Tributes to the Contributions of Michael Sosin

An influential scholar helped Chicago house the homeless

(This article appeared in the Winter 2016 issue of SSA Magazine.)

Michael SosinMichael Sosin's insights on homelessness allowed him to provide critical evaluation of Chicago's 10-year Plan to End Homelessness and ultimately helped lead to dramatic reductions in the number of people in the city living without shelter.

That contribution, as well as work that shaped treatment for drug addiction and examined the workings of nonprofit social service agencies, are parts of Sosin's continued influence on issues he cared about. Sosin, the Emily Klein Gidwitz Professor at SSA, died Nov. 25, 2014. Former students and colleagues remembered his work at a tribute conference in May 2015.

Sosin, who created a significant body of work on homelessness, was one of the first researchers to look deeply into the multiple causes of homelessness, rather than adopt the more common view that homelessness was the result of "personal failings," said Nancy Radner, AM '93.

Radner, the chief executive officer of the Chicago Alliance to End Homelessness from 2000 to 2012, told people at the gathering how Sosin was the perfect choice to lead a two-year critical evaluation of Chicago’s Plan to End Homelessness.

"Mike was a puzzle solver. He wanted to know if what we did worked, if it moved people out of homelessness faster. He was able to use his hugely impressive quantitative research skills to give us real answers."

Sosin's evaluation was completed in partnership with Christine George, Associate Research Professor at Loyola University Chicago's Center for Urban Research and Learning, and Susan Grossman, PhD, '91, Associate Dean and Professor at Loyola University Chicago.

Impressive results ensued. "Before the Great Recession, we were able to cut street homelessness by 57 percent," Radner said. Sosin's evaluation continues to inform Chicago's work around ending homelessness, including a renewed focus on youth homelessness and improvement in street outreach, said Radner, now Chief Operating Officer at the Primo Center for Women and Children.

Speakers at the event pointed out how rigorous Sosin's work was and how much they learned from him about setting high standards, which was evident in his work aseditor of the Social Service Review, which began in 1999 and continued to 2012, when Associate Professor Susan Lambert became interim editor.

"He was interested in publishing articles on a broad range of issues from diverse theoretical perspectives. His work raised the quality of intellectual discourse in the journal," said Lambert, an organizer of the tribute and current editor.

In addition to homelessness, Sosin studied substance abuse. Maria Bruni, PhD ’97, spoke of working with him from 1990 to 1996 on a study of people with substance abuse and homelessness funded by the National Institute on Alcohol Abuse and Alcoholism (NIAAA).

While other scholars had maintained that substance abuse and homelessness were the results of a lack of social bonds, Sosin’s work showed that "individuals with homeless experience and substance abuse problems are rational actors. Offers of treatment and case management services were options that were considered and weighed against all the other options they had," said Bruni, deputy director of the Illinois Department of Human Services, Division of Alcoholism and Substance Abuse.

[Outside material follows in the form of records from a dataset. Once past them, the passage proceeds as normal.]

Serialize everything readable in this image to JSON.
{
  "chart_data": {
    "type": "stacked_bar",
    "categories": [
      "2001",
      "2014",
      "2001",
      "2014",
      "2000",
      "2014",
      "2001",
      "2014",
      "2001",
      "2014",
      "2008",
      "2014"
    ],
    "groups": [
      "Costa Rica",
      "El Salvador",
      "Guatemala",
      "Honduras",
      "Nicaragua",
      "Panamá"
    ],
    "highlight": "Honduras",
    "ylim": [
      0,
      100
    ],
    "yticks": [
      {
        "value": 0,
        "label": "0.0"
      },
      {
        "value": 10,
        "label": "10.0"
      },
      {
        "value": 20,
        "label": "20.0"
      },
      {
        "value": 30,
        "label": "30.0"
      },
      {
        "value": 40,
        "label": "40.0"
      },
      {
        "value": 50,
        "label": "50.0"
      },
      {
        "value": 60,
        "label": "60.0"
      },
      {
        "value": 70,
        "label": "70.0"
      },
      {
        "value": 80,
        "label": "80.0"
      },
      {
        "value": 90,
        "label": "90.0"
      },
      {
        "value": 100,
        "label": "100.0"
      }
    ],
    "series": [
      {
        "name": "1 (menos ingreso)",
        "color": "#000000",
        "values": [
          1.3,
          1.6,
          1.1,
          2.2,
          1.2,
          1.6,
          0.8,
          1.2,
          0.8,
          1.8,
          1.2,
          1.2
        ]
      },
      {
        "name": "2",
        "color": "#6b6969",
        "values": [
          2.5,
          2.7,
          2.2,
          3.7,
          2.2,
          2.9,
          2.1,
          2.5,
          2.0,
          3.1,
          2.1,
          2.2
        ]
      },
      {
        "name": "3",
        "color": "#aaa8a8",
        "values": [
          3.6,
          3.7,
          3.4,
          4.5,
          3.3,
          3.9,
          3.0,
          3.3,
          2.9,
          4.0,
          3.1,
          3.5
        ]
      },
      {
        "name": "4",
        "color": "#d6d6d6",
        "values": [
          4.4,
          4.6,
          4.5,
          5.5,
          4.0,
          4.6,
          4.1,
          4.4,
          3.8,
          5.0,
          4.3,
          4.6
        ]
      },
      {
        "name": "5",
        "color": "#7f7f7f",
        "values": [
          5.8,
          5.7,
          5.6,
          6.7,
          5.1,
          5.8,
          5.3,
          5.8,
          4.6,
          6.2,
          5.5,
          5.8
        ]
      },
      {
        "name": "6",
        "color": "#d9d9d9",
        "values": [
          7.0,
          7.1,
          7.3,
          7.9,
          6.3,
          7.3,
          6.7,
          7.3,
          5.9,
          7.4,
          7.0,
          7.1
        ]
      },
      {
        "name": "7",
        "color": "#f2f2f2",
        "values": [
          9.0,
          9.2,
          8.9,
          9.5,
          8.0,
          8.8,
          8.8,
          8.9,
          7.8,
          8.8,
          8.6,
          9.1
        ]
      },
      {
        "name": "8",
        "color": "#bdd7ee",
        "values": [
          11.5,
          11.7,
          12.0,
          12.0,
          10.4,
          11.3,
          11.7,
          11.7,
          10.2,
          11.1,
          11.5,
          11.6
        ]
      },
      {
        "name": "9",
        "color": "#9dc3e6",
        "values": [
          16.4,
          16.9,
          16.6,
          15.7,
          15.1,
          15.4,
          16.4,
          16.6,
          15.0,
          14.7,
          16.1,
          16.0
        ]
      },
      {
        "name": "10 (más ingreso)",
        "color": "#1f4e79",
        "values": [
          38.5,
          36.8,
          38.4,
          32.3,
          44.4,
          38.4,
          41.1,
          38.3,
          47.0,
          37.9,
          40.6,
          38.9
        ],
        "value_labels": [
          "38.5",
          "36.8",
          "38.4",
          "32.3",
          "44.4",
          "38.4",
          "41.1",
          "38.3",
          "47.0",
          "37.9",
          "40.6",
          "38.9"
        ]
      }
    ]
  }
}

Bruni worked with Sosin on a publication called the "Red Book," published in 1994 from the NIAAA study.

"These measures help us monitor the performance of individual providers and the system as a whole. Michael's thoughts on  engagement and retention were that it was the program's responsibility to demonstrate the benefits of the services they were offering so that the rational decision making process would lean the client toward the choices of accepting treatment and remaining in treatment," she explained.

The NIAAA study called the intervention "First Things First." "That now seems a precursor to 'Housing First,' or the model that people cannot begin to focus on their recovery from substance abuse disorders if their tangible needs are not met first," she said.

Co-author Steven Rathgeb Smith, executive director, American Political Science Association, praised Sosin for his understanding of social service agencies and their relationships to clients and their communities. Moreover, Sosin understood important organizational challenges affecting the effective delivery of services including the fragmentation of services. "Michael was concerned throughout his life with the most vulnerable and disadvantaged citizens," Smith said.